The US has long used the tax code to subsidize renewable energy. The Section 45Y investment tax credit and Section 48E production tax credit issued Jan. 7 are intended to support a broader suite of zero-carbon electricity technologies, the department said.
Clean energy trade groups broadly hailed the 2022 Inflation Reduction Act subsidies as a game-changer for renewable electricity deployment.
"At long last, we have a well-designed, technology-neutral, level playing field for energy tax policy," Ray Long, president and CEO of the American Council on Renewable Energy, said in a Jan. 7 statement.
But the guidance comes less than two weeks before Republicans take control of the White House, in addition to both chambers of Congress. President-elect Donald Trump has vowed to claw back unspent funding for clean energy and is seeking to implement a "no windmills" policy. Renewable energy developers, investment analysts and other market observers see the potential for significant incentive cuts.
While industry groups and climate activists were largely supportive of Treasury's final rules, the incoming Trump administration loomed large in their reactions to the guidance. Some sought to make a conservative case for preserving the credits.
"President-elect Trump's first administration set in motion an agenda to make American energy dominant in all forms of energy, including clean energy innovation, and we want them to have all tools available to them for America to not only meet rapidly increasing electricity demand but to have America lead in new technologies," Jeremy Harrell, CEO of ClearPath Action, said.
ClearPath is a super PAC that supports Republicans who believe in climate action.
Likewise, Abigail Ross Hopper, president and CEO of the Solar Energy Industries Association, stressed the tax credits' importance to solar and battery component manufacturers in the US. Clean energy facilities that qualify for the facilities can earn bonus credits for sourcing domestic materials and meeting certain wage and apprenticeship standards.
"Attempts to revoke these rules will only make it easier for China to win the race for global solar market dominance while killing American jobs and much needed economic opportunity," Hopper said in a Jan. 7 statement. "We urge lawmakers to protect these tax credits to drive job growth and continue to build out American-made clean energy."
The final rules clarify the types of clean energy facilities eligible for the credits, a list that now includes fusion power plants, hydrokinetic generators and certain waste energy recovery property.

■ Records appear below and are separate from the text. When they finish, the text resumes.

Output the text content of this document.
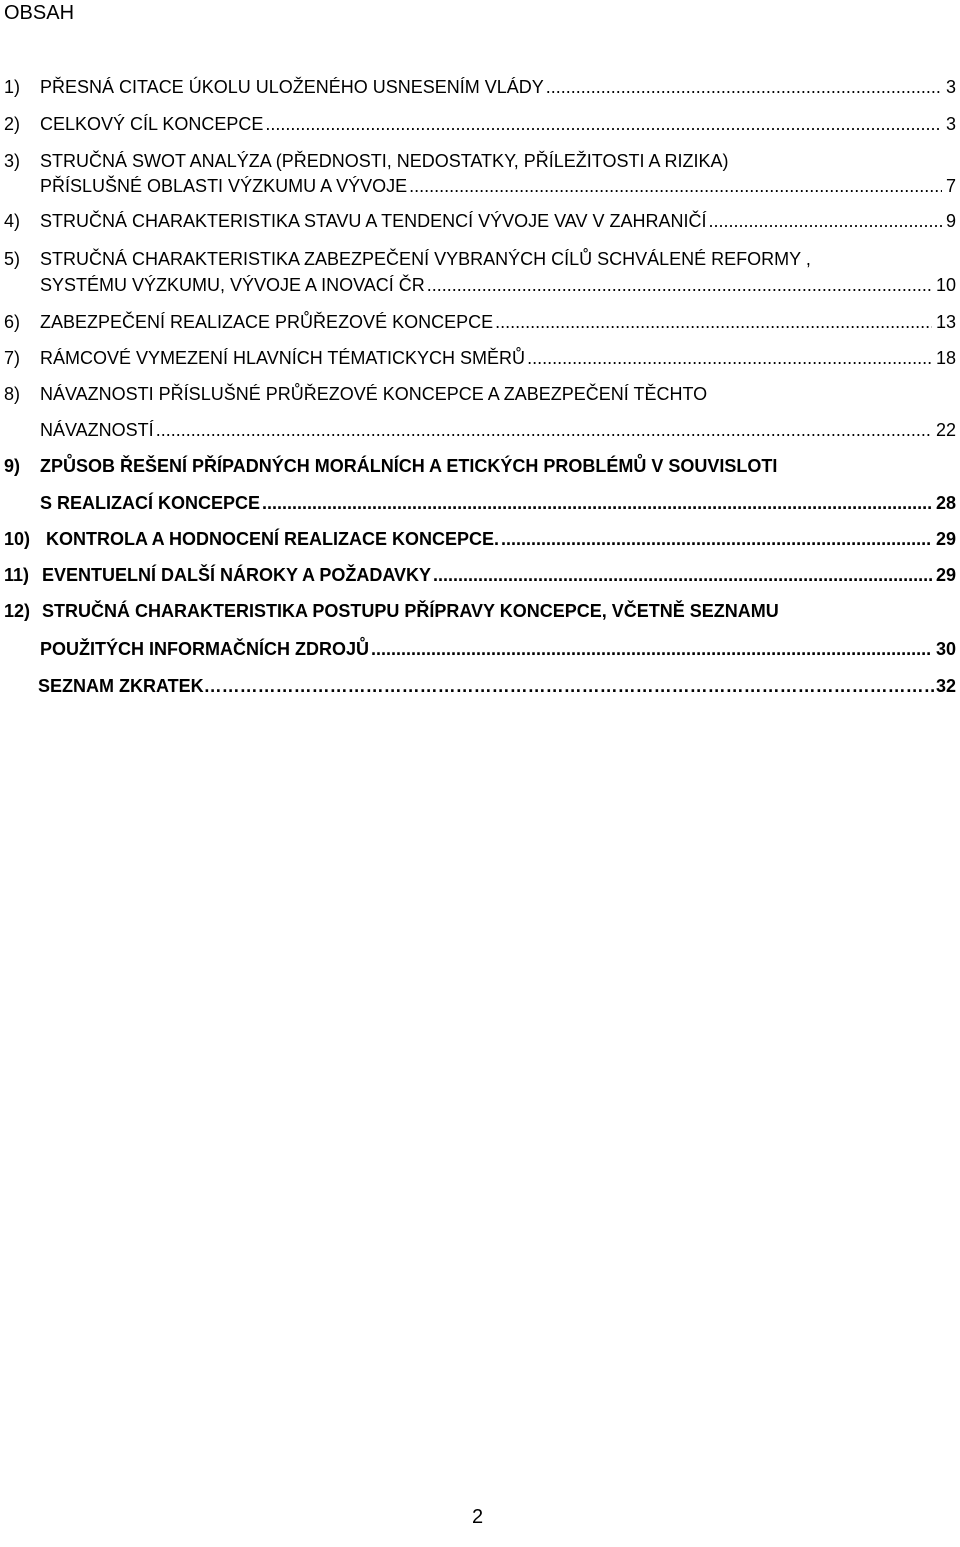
OBSAH
1) PŘESNÁ CITACE ÚKOLU ULOŽENÉHO USNESENÍM VLÁDY .....	3
2) CELKOVÝ CÍL KONCEPCE .....	3
3) STRUČNÁ SWOT ANALÝZA (PŘEDNOSTI, NEDOSTATKY, PŘÍLEŽITOSTI A RIZIKA)
PŘÍSLUŠNÉ OBLASTI VÝZKUMU A VÝVOJE .....	7
4) STRUČNÁ CHARAKTERISTIKA STAVU A TENDENCÍ VÝVOJE VAV V ZAHRANIČÍ .....	9
5) STRUČNÁ CHARAKTERISTIKA ZABEZPEČENÍ VYBRANÝCH CÍLŮ SCHVÁLENÉ REFORMY ,
SYSTÉMU VÝZKUMU, VÝVOJE A INOVACÍ ČR .....	10
6) ZABEZPEČENÍ REALIZACE PRŮŘEZOVÉ KONCEPCE .....	13
7) RÁMCOVÉ VYMEZENÍ HLAVNÍCH TÉMATICKYCH SMĚRŮ .....	18
8) NÁVAZNOSTI PŘÍSLUŠNÉ PRŮŘEZOVÉ KONCEPCE A ZABEZPEČENÍ TĚCHTO
NÁVAZNOSTÍ .....	22
9) ZPŮSOB ŘEŠENÍ PŘÍPADNÝCH MORÁLNÍCH A ETICKÝCH PROBLÉMŮ V SOUVISLOTI
S REALIZACÍ KONCEPCE .....	28
10) KONTROLA A HODNOCENÍ REALIZACE KONCEPCE. .....	29
11) EVENTUELNÍ DALŠÍ NÁROKY A POŽADAVKY .....	29
12) STRUČNÁ CHARAKTERISTIKA POSTUPU PŘÍPRAVY KONCEPCE, VČETNĚ SEZNAMU
POUŽITÝCH INFORMAČNÍCH ZDROJŮ .....	30
SEZNAM ZKRATEK ……………………………………………………………………………………………………………………………………………………………………………………………………………	32
2
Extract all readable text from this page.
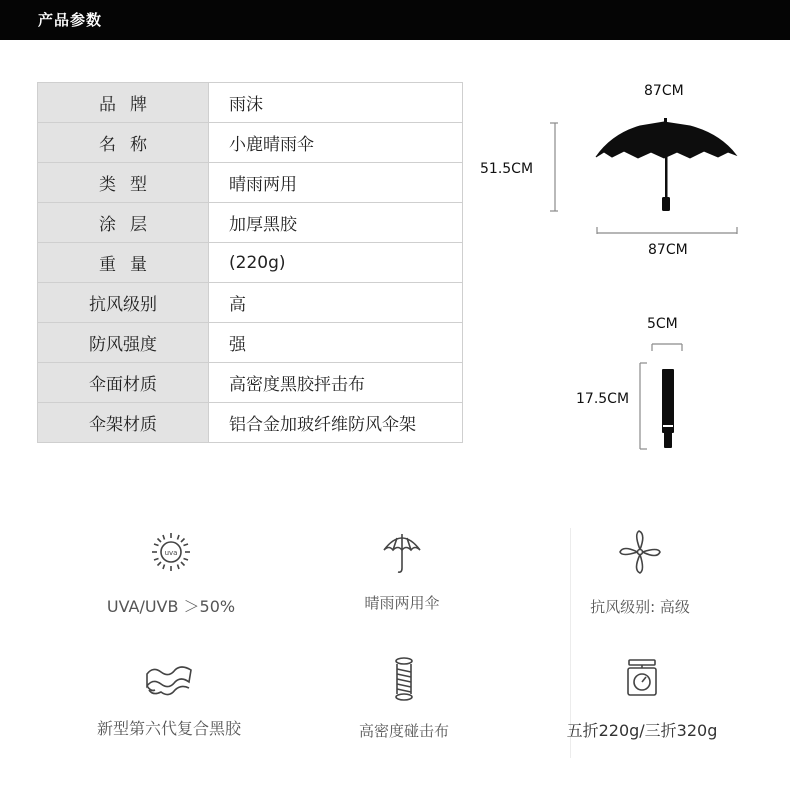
产品参数
品牌	雨沫
名称	小鹿晴雨伞
类型	晴雨两用
涂层	加厚黑胶
重量	(220g)
抗风级别	高
防风强度	强
伞面材质	高密度黑胶抨击布
伞架材质	铝合金加玻纤维防风伞架
87CM
51.5CM
87CM
5CM
17.5CM
uva
UVA/UVB ＞50%	晴雨两用伞	抗风级别: 高级
新型第六代复合黑胶	高密度碰击布	五折220g/三折320g
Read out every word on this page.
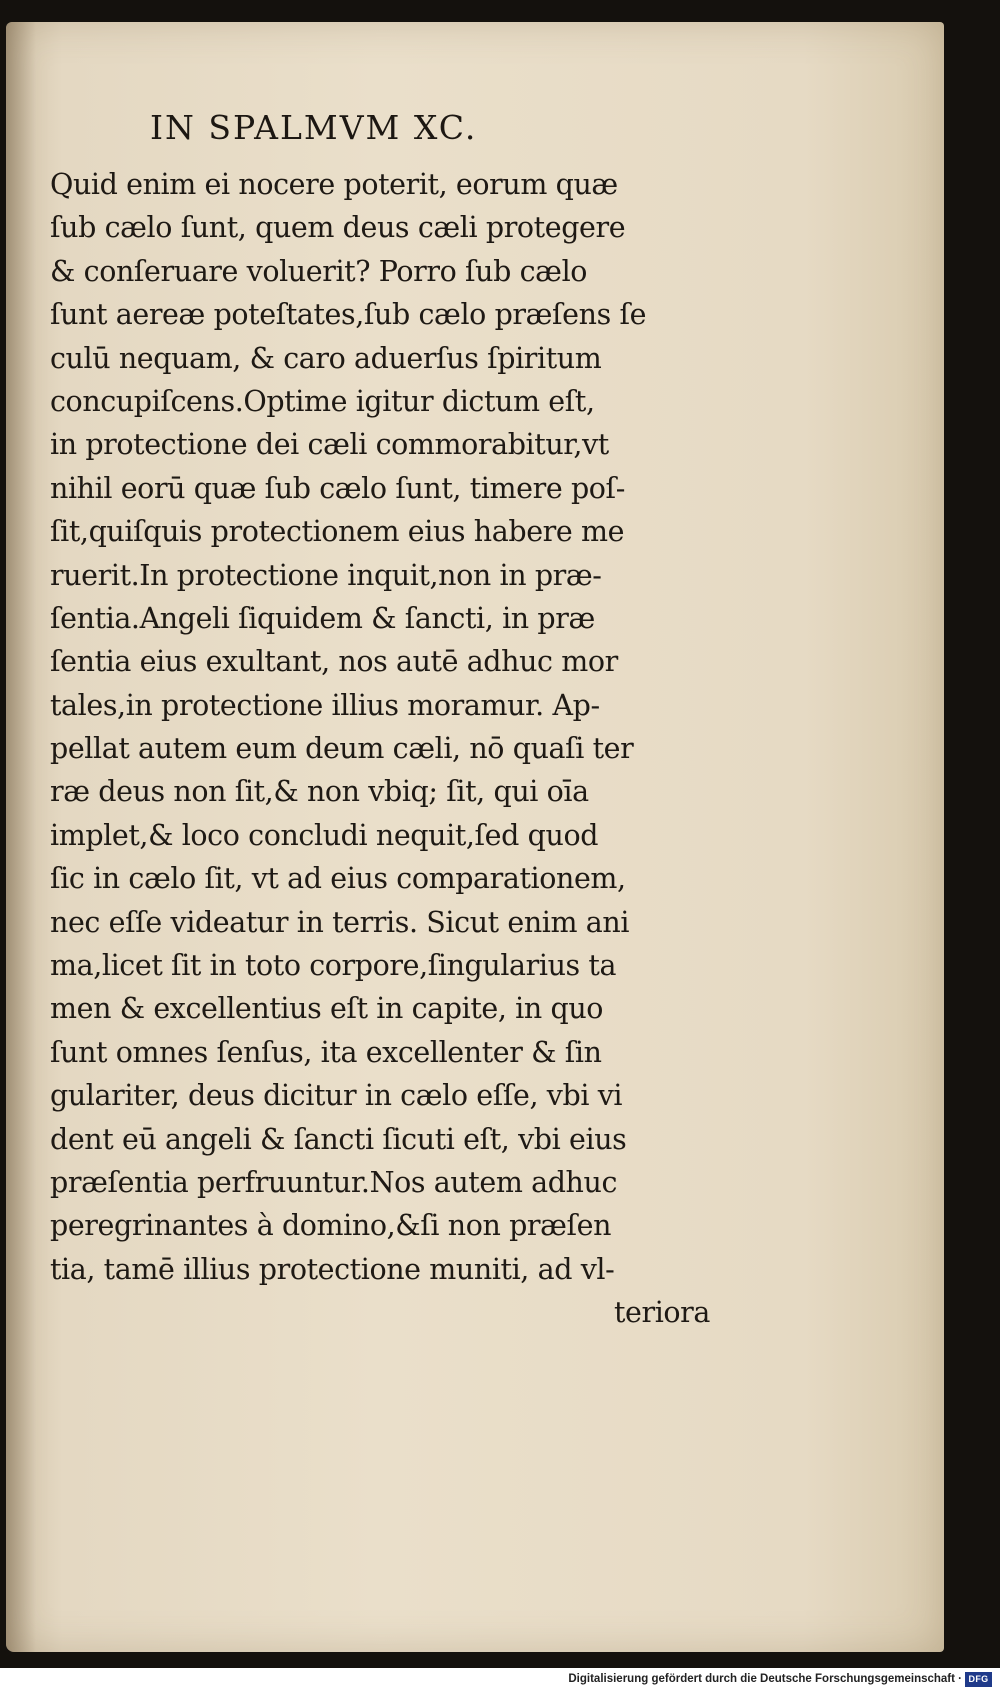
IN SPALMVM XC.
Quid enim ei nocere poterit, eorum quæ
ſub cælo ſunt, quem deus cæli protegere
& conſeruare voluerit? Porro ſub cælo
ſunt aereæ poteſtates,ſub cælo præſens ſe
culū nequam, & caro aduerſus ſpiritum
concupiſcens.Optime igitur dictum eſt,
in protectione dei cæli commorabitur,vt
nihil eorū quæ ſub cælo ſunt, timere poſ-
ſit,quiſquis protectionem eius habere me
ruerit.In protectione inquit,non in præ-
ſentia.Angeli ſiquidem & ſancti, in præ
ſentia eius exultant, nos autē adhuc mor
tales,in protectione illius moramur. Ap-
pellat autem eum deum cæli, nō quaſi ter
ræ deus non ſit,& non vbiq; ſit, qui oīa
implet,& loco concludi nequit,ſed quod
ſic in cælo ſit, vt ad eius comparationem,
nec eſſe videatur in terris. Sicut enim ani
ma,licet ſit in toto corpore,ſingularius ta
men & excellentius eſt in capite, in quo
ſunt omnes ſenſus, ita excellenter & ſin
gulariter, deus dicitur in cælo eſſe, vbi vi
dent eū angeli & ſancti ſicuti eſt, vbi eius
præſentia perfruuntur.Nos autem adhuc
peregrinantes à domino,&ſi non præſen
tia, tamē illius protectione muniti, ad vl-
teriora
Digitalisierung gefördert durch die Deutsche Forschungsgemeinschaft · DFG
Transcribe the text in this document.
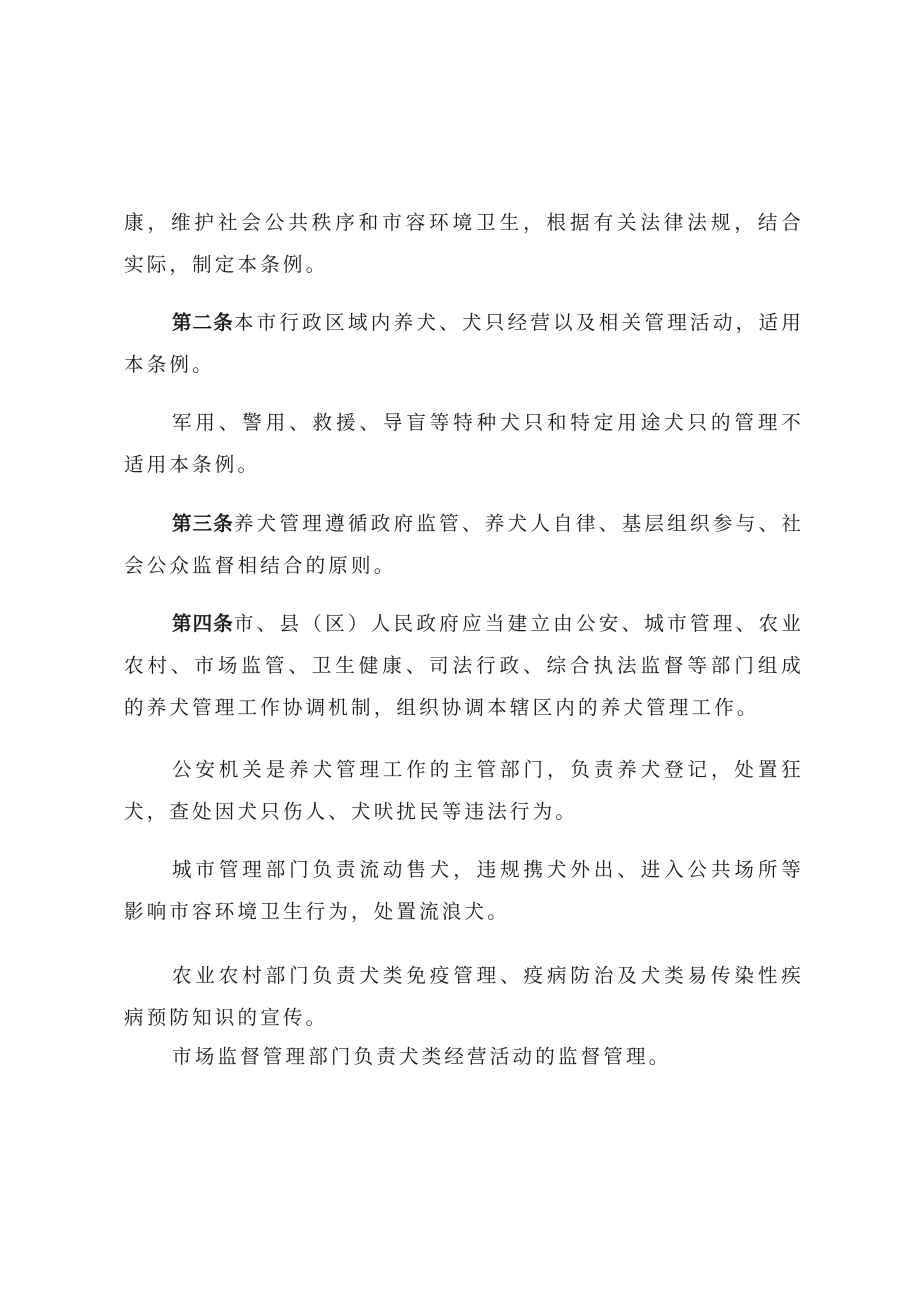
康，维护社会公共秩序和市容环境卫生，根据有关法律法规，结合实际，制定本条例。

第二条本市行政区域内养犬、犬只经营以及相关管理活动，适用本条例。

军用、警用、救援、导盲等特种犬只和特定用途犬只的管理不适用本条例。

第三条养犬管理遵循政府监管、养犬人自律、基层组织参与、社会公众监督相结合的原则。

第四条市、县（区）人民政府应当建立由公安、城市管理、农业农村、市场监管、卫生健康、司法行政、综合执法监督等部门组成的养犬管理工作协调机制，组织协调本辖区内的养犬管理工作。

公安机关是养犬管理工作的主管部门，负责养犬登记，处置狂犬，查处因犬只伤人、犬吠扰民等违法行为。

城市管理部门负责流动售犬，违规携犬外出、进入公共场所等影响市容环境卫生行为，处置流浪犬。

农业农村部门负责犬类免疫管理、疫病防治及犬类易传染性疾病预防知识的宣传。

市场监督管理部门负责犬类经营活动的监督管理。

A table of these technologies will be released "imminently," Treasury said on Jan. 7.
Some of these clarifications were previewed in Treasury's December 2024 guidance for its previous Section 48 investment tax credit program. In addition to creating new tech-neutral credits, the Inflation Reduction Act extended the old program to the end of 2024 and opened it to new types of facilities.
Clean energy developers that started construction by Dec. 31, 2024, are eligible for the old credit. Projects placed in service after that date are eligible for the tech-neutral program, meaning that some developers could have a choice between credits.
The guidance also outlines how developing technologies may become eligible in the future. The US Energy Department's national labs are currently analyzing the lifecycle emissions of biomass generation to determine how these facilities may qualify, the department added. Any future changes to the list of eligible technologies, including the designation of a new lifecycle emissions model, must be backed by one of the DOE's labs.